La deuxième audience dans le procès du 2ème adjoint au maire de Porto-Novo, Alin Tozo, s'est ouverte le jeudi 20 juin 2024 devant la Cour de répression des infractions économiques et du terrorisme (CRIET). C'est le tour de ce responsable de la capitale administrative du Bénin de donner sa version des faits.

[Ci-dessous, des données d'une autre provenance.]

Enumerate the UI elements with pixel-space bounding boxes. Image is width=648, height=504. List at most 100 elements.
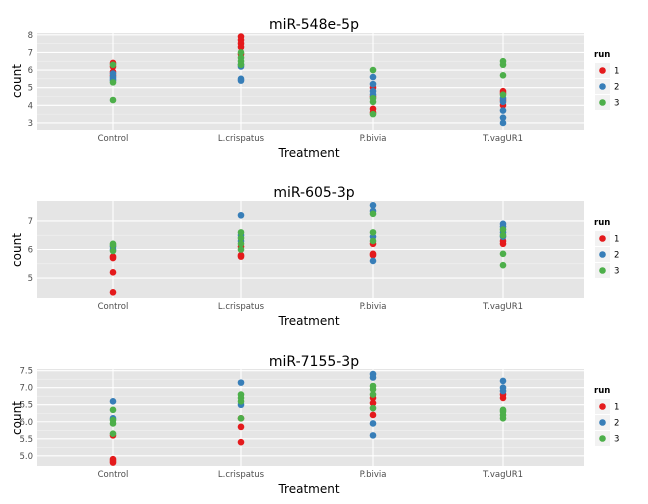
legend-label-run-1: 1	[614, 403, 619, 413]
legend-key-run-3	[599, 99, 606, 106]
data-point-run-3	[109, 406, 117, 414]
data-point-run-3	[109, 247, 117, 255]
data-point-run-2	[237, 211, 245, 219]
y-tick-labels: 5.0 5.5 6.0 6.5 7.0 7.5	[19, 367, 33, 462]
legend-label-run-2: 2	[614, 83, 619, 93]
y-axis-label: count	[10, 401, 24, 435]
data-point-run-2	[499, 107, 507, 114]
data-point-run-2	[499, 387, 507, 395]
legend-label-run-2: 2	[614, 251, 619, 261]
y-tick-label: 6	[28, 246, 33, 256]
panel-2: miR-605-3p 5 6 7 Control L.crispatus P.bivia…	[10, 185, 619, 328]
data-point-run-3	[237, 240, 245, 248]
data-point-run-1	[237, 438, 245, 446]
x-tick-labels: Control L.crispatus P.bivia T.vagUR1	[98, 134, 523, 144]
x-tick-label: Control	[98, 134, 129, 144]
data-point-run-3	[109, 241, 117, 249]
y-tick-label: 4	[28, 101, 33, 111]
legend: run 1 2 3	[594, 386, 619, 446]
data-point-run-2	[499, 119, 507, 127]
data-point-run-2	[369, 374, 377, 381]
legend-key-run-2	[599, 251, 606, 258]
data-point-run-1	[109, 269, 117, 276]
plot-area	[37, 369, 584, 466]
data-point-run-3	[499, 231, 507, 239]
data-point-run-1	[237, 253, 245, 260]
data-point-run-3	[369, 391, 377, 398]
data-point-run-3	[237, 61, 245, 69]
data-point-run-3	[499, 91, 507, 99]
y-tick-label: 5	[28, 274, 33, 284]
data-points	[109, 370, 507, 466]
legend-key-run-1	[599, 67, 606, 74]
x-tick-labels: Control L.crispatus P.bivia T.vagUR1	[98, 470, 523, 480]
x-tick-label: P.bivia	[360, 134, 387, 144]
data-point-run-2	[237, 77, 245, 84]
data-point-run-1	[499, 240, 507, 248]
data-point-run-1	[237, 423, 245, 431]
data-point-run-3	[369, 386, 377, 393]
legend-label-run-2: 2	[614, 419, 619, 429]
legend-title: run	[594, 386, 610, 396]
legend-label-run-3: 3	[614, 267, 619, 277]
x-tick-labels: Control L.crispatus P.bivia T.vagUR1	[98, 302, 523, 312]
legend-label-run-3: 3	[614, 99, 619, 109]
data-point-run-1	[499, 394, 507, 402]
x-tick-label: L.crispatus	[218, 302, 265, 312]
x-axis-label: Treatment	[277, 482, 339, 496]
x-tick-label: P.bivia	[360, 470, 387, 480]
x-tick-label: Control	[98, 302, 129, 312]
data-point-run-3	[369, 210, 377, 218]
y-tick-label: 8	[28, 31, 33, 41]
data-point-run-2	[499, 98, 507, 106]
data-point-run-1	[237, 43, 245, 51]
data-point-run-3	[109, 61, 117, 69]
panel-title: miR-548e-5p	[269, 17, 359, 33]
legend-key-run-1	[599, 235, 606, 242]
x-tick-label: T.vagUR1	[482, 302, 523, 312]
data-point-run-2	[369, 432, 377, 439]
x-tick-label: Control	[98, 470, 129, 480]
data-point-run-2	[369, 201, 377, 209]
y-tick-label: 5.5	[19, 435, 33, 445]
legend: run 1 2 3	[594, 218, 619, 278]
y-tick-label: 5	[28, 84, 33, 94]
data-point-run-3	[369, 98, 377, 106]
data-point-run-3	[369, 229, 377, 236]
gridlines	[37, 369, 584, 466]
data-point-run-3	[499, 61, 507, 69]
y-tick-label: 7.0	[19, 384, 33, 394]
legend-key-run-3	[599, 267, 606, 274]
data-point-run-1	[109, 288, 117, 296]
data-point-run-2	[499, 114, 507, 121]
legend-label-run-1: 1	[614, 235, 619, 245]
y-tick-labels: 3 4 5 6 7 8	[28, 31, 33, 129]
data-point-run-3	[369, 66, 377, 74]
legend-key-run-2	[599, 419, 606, 426]
y-axis-label: count	[10, 64, 24, 98]
panel-title: miR-7155-3p	[269, 354, 359, 370]
data-point-run-3	[237, 49, 245, 56]
legend-title: run	[594, 218, 610, 228]
panel-1: miR-548e-5p 3 4 5 6 7 8 Control L.crispatus P.b…	[10, 17, 619, 160]
legend-label-run-1: 1	[614, 67, 619, 77]
data-point-run-1	[369, 251, 377, 259]
x-tick-label: T.vagUR1	[482, 470, 523, 480]
panel-title: miR-605-3p	[273, 185, 354, 201]
x-tick-label: L.crispatus	[218, 470, 265, 480]
legend: run 1 2 3	[594, 50, 619, 110]
y-tick-label: 6.5	[19, 401, 33, 411]
data-point-run-3	[499, 72, 507, 79]
data-point-run-3	[237, 398, 245, 405]
data-point-run-3	[237, 234, 245, 242]
legend-key-run-1	[599, 403, 606, 410]
y-tick-label: 5.0	[19, 452, 33, 462]
y-axis-label: count	[10, 233, 24, 267]
data-point-run-3	[109, 79, 117, 86]
data-point-run-1	[369, 399, 377, 407]
data-point-run-3	[237, 229, 245, 236]
data-point-run-2	[499, 377, 507, 385]
data-point-run-3	[499, 415, 507, 422]
legend-title: run	[594, 50, 610, 60]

Entrée de la mairie de Porto-Novo

Entrée de la mairie de Porto-Novo

L’incarcération du deuxième adjoint au maire de Porto-Novo dans un dossier de parcelles a fait écho dans la presse béninoise. Jeudi 20 juin 2024, Alin Tozo, 2ème adjoint au maire de Porto-Novo a comparu une seconde fois à la CRIET. À ses côtés, trois prévenus placés sous mandat de dépôt le 8 mai 2024 par le parquet spécial comparaissent. Il s'agit des nommés Smith Patrick Césaire Agossou, ex-collaborateur de l’ex-chef service affaires domaniales de Porto-Novo; Hugues Faihun, ex-chef service affaires domaniales de la ville et le nommé Jean Sèssou. Depuis l’ouverture du procès le jeudi 13 juin 2024.

 

Une femme au nom de Zounmènou Fifamè Marcelline est également poursuivie sans mandat de dépôt dans ce dossier. La justice reproche à cette dame d'avoir bénéficié de plusieurs parcelles de la part du nommé Hugues Faihun. Ces parcelles lui auraient été attribuées par l’ex-CSAD Hugues Faihun avec qui elle entretient une relation amoureuse.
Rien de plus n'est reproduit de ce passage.